Le Parti Communiste a sans doute senti dès le début de cette campagne électorale présidentielle qu'il se trouvait dans une situation de plus en plus inconfortable. Dès la première intervention à la radio-télévision, Marchais essayait d'adopter un autre ton, alors que quelques jours auparavant encore il attaquait durement, notamment lors de l'émission « Cartes sur table » à Antenne 2, où il menaçait Mitterrand d'une vague de grèves si, élu, il ne leur donnait pas de postes de ministre, et où d'ailleurs il laissait entendre que le PC pourrait s'abstenir au deuxième tour. Dans son intervention du 13 avril, Marchais ne formula aucune attaque contre Mitterrand. Et dans les interventions radiotélévisées, le Parti Communiste n'allait jamais, ni citer, ni attaquer Mitterrand.
Dans ses meetings et dans l'Humanité, les critiques contre Mitterrand se faisaient beaucoup moins nombreuses et plus modérées, bien qu'en s'adressant à ses militants et à son milieu très proche, Marchais pouvait encore se permettre des critiques. Quoiqu'il en soit, devant l'ensemble des électeurs de gauche, il a tenu à mener une campagne neutre à l'égard de Mitterrand et uniquement anti Giscard-Barre.
Seulement, il faut croire que ce virage à 180°, pris in extremis au début de la campagne électorale, est arrivé trop tard. Il a peut-être même au contraire accentué le désarroi des électeurs du PCF, de plus en plus désorientés devant les retournements incessants du Parti. Toujours est-il qu'une grande partie de l'électorat du Parti Communiste a désavoué la politique menée par Marchais. La campagne officielle ne pouvait pas effacer les mois et les mois d'attaques systématiques contre Mitterrand et le Parti Socialiste.

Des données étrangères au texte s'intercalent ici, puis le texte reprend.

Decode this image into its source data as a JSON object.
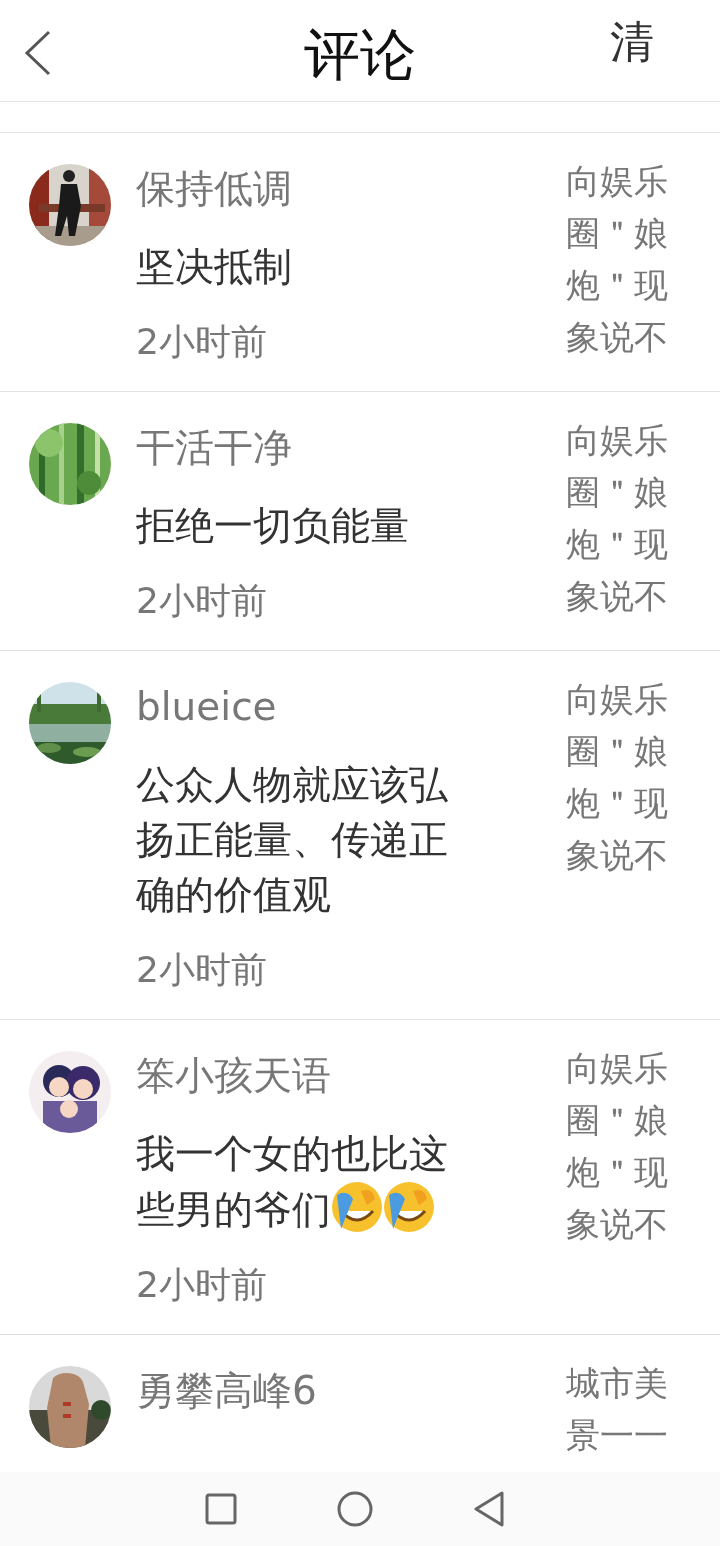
{
  "header": {
    "back_button": {
      "kind": "chevron"
    },
    "title": "评论",
    "action": "清"
  },
  "comments": [
    {
      "avatar": {
        "kind": "picture"
      },
      "name": "保持低调",
      "body": "坚决抵制",
      "time": "2小时前",
      "topic": "向娱乐圈＂娘炮＂现象说不"
    },
    {
      "avatar": {
        "kind": "picture"
      },
      "name": "干活干净",
      "body": "拒绝一切负能量",
      "time": "2小时前",
      "topic": "向娱乐圈＂娘炮＂现象说不"
    },
    {
      "avatar": {
        "kind": "picture"
      },
      "name": "blueice",
      "body": "公众人物就应该弘扬正能量、传递正确的价值观",
      "time": "2小时前",
      "topic": "向娱乐圈＂娘炮＂现象说不"
    },
    {
      "avatar": {
        "kind": "picture"
      },
      "name": "笨小孩天语",
      "body": "我一个女的也比这些男的爷们",
      "emojis": [
        {
          "kind": "laugh"
        },
        {
          "kind": "laugh"
        }
      ],
      "time": "2小时前",
      "topic": "向娱乐圈＂娘炮＂现象说不"
    },
    {
      "avatar": {
        "kind": "picture"
      },
      "name": "勇攀高峰6",
      "topic": "城市美景一一"
    }
  ],
  "nav": [
    {
      "kind": "square"
    },
    {
      "kind": "circle"
    },
    {
      "kind": "triangle"
    }
  ]
}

Maintenant, on ne sait pas si la perte des voix du Parti Communiste est durable ou pas. Mais il est certain que si cette baisse devait se confirmer, voire s'accentuer, cela changerait les données du jeu politique en France.

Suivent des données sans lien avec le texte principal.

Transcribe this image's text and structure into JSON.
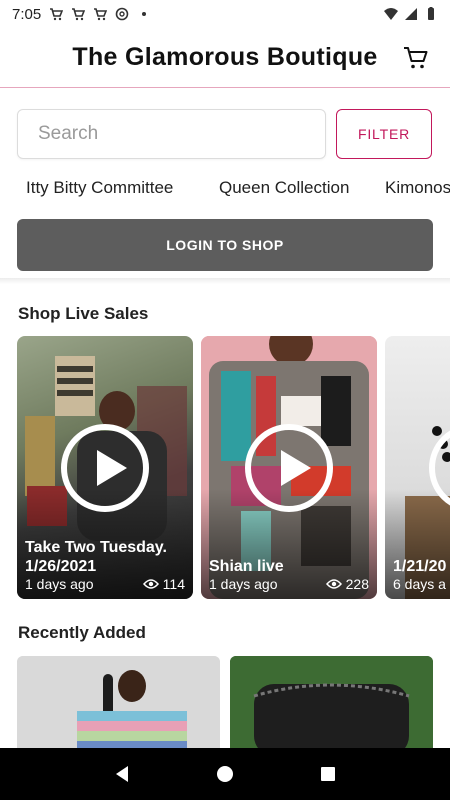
{
  "status_bar": {
    "time": "7:05",
    "icons": [
      "cart-icon",
      "cart-icon",
      "cart-icon",
      "at-icon",
      "dot-icon",
      "wifi-icon",
      "signal-icon",
      "battery-icon"
    ]
  },
  "header": {
    "title": "The Glamorous Boutique",
    "cart_icon": "cart-icon"
  },
  "search": {
    "placeholder": "Search",
    "value": "",
    "filter_label": "FILTER"
  },
  "collections": [
    "Itty Bitty Committee",
    "Queen Collection",
    "Kimonos"
  ],
  "login_button": "LOGIN TO SHOP",
  "sections": {
    "live_sales": "Shop Live Sales",
    "recently_added": "Recently Added"
  },
  "live_sales": [
    {
      "title": "Take Two Tuesday. 1/26/2021",
      "ago": "1 days ago",
      "views": "114"
    },
    {
      "title": "Shian live",
      "ago": "1 days ago",
      "views": "228"
    },
    {
      "title": "1/21/20",
      "ago": "6 days a",
      "views": ""
    }
  ],
  "colors": {
    "accent": "#c2185b",
    "login_bg": "#5d5d5d",
    "header_rule": "#e6a6bd"
  }
}
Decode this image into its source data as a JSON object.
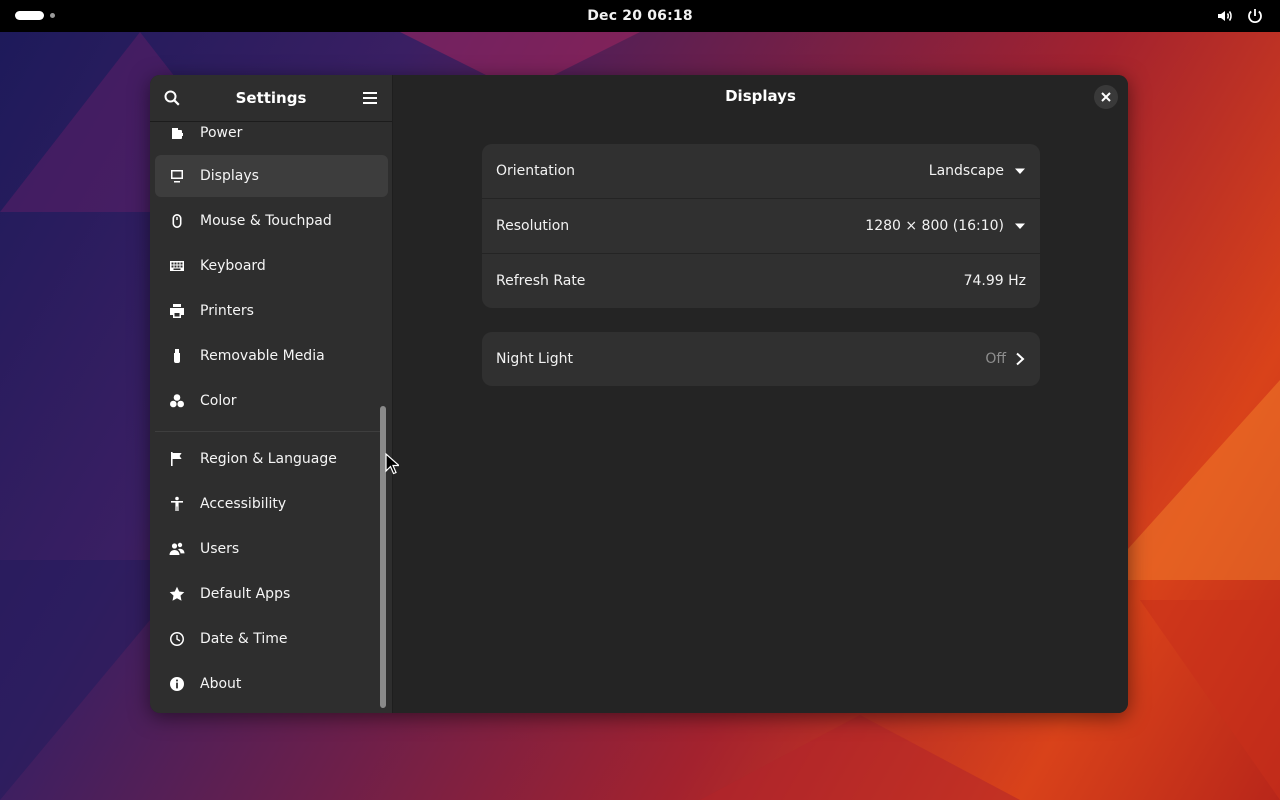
{
  "topbar": {
    "clock": "Dec 20  06:18"
  },
  "window": {
    "sidebar_title": "Settings",
    "content_title": "Displays",
    "sidebar_items": [
      {
        "label": "Power",
        "icon": "power-icon"
      },
      {
        "label": "Displays",
        "icon": "display-icon",
        "selected": true
      },
      {
        "label": "Mouse & Touchpad",
        "icon": "mouse-icon"
      },
      {
        "label": "Keyboard",
        "icon": "keyboard-icon"
      },
      {
        "label": "Printers",
        "icon": "printer-icon"
      },
      {
        "label": "Removable Media",
        "icon": "usb-icon"
      },
      {
        "label": "Color",
        "icon": "color-icon"
      },
      {
        "label": "Region & Language",
        "icon": "flag-icon"
      },
      {
        "label": "Accessibility",
        "icon": "accessibility-icon"
      },
      {
        "label": "Users",
        "icon": "users-icon"
      },
      {
        "label": "Default Apps",
        "icon": "star-icon"
      },
      {
        "label": "Date & Time",
        "icon": "clock-icon"
      },
      {
        "label": "About",
        "icon": "info-icon"
      }
    ],
    "display_settings": {
      "orientation": {
        "label": "Orientation",
        "value": "Landscape"
      },
      "resolution": {
        "label": "Resolution",
        "value": "1280 × 800 (16:10)"
      },
      "refresh_rate": {
        "label": "Refresh Rate",
        "value": "74.99 Hz"
      }
    },
    "night_light": {
      "label": "Night Light",
      "value": "Off"
    }
  },
  "colors": {
    "window_bg": "#242424",
    "sidebar_bg": "#2e2e2e",
    "card_bg": "#303030",
    "selected_item": "#3d3d3d"
  }
}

En tout cas le Parti Communiste s'est finalement placé lui-même dans la situation qu'il voulait absolument éviter. Toute sa tactique était de faire pression sur Mitterrand pour obtenir de lui des garanties. Marchais et l'équipe dirigeante du PCF faisaient au PS le chantage suivant : ou vous nous garantissez notre place et nous vous aidons à prendre la majorité dans le cadre de l'Union de la Gauche, ou vous refusez mais, dans ce cas, vous-mêmes ne parviendrez ni à la majorité ni au gouvernement, car vous avez besoin pour cela de notre aide et de nos voix.

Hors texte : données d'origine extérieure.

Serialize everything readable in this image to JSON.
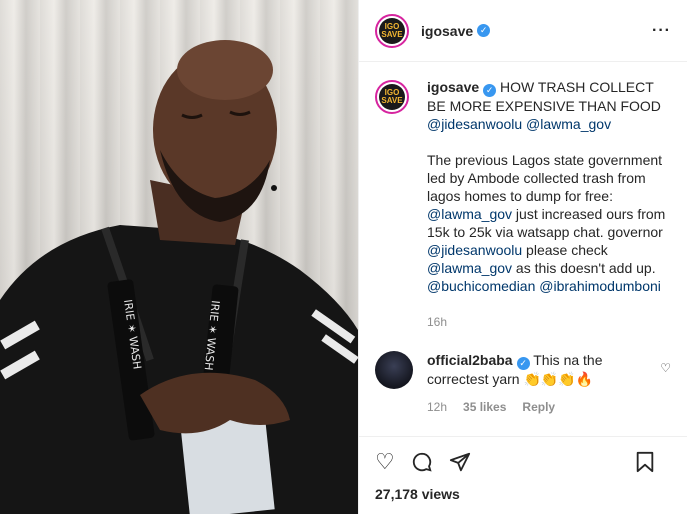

Mitterrand est parvenu au gouvernement sans l'aide du Parti Communiste, on pourrait presque dire contre. Et le Parti Communiste n'a plus qu'à mendier l'accord qu'il a refusé en 1978 mais cette fois sans moyen de pression ou de chantage sur Mitterrand, bien pis même, dans le contexte d'un rapport de forces électorales où c'est au contraire le PS qui semble être en mesure de décider du sort des élus PCF et plus du tout l'inverse.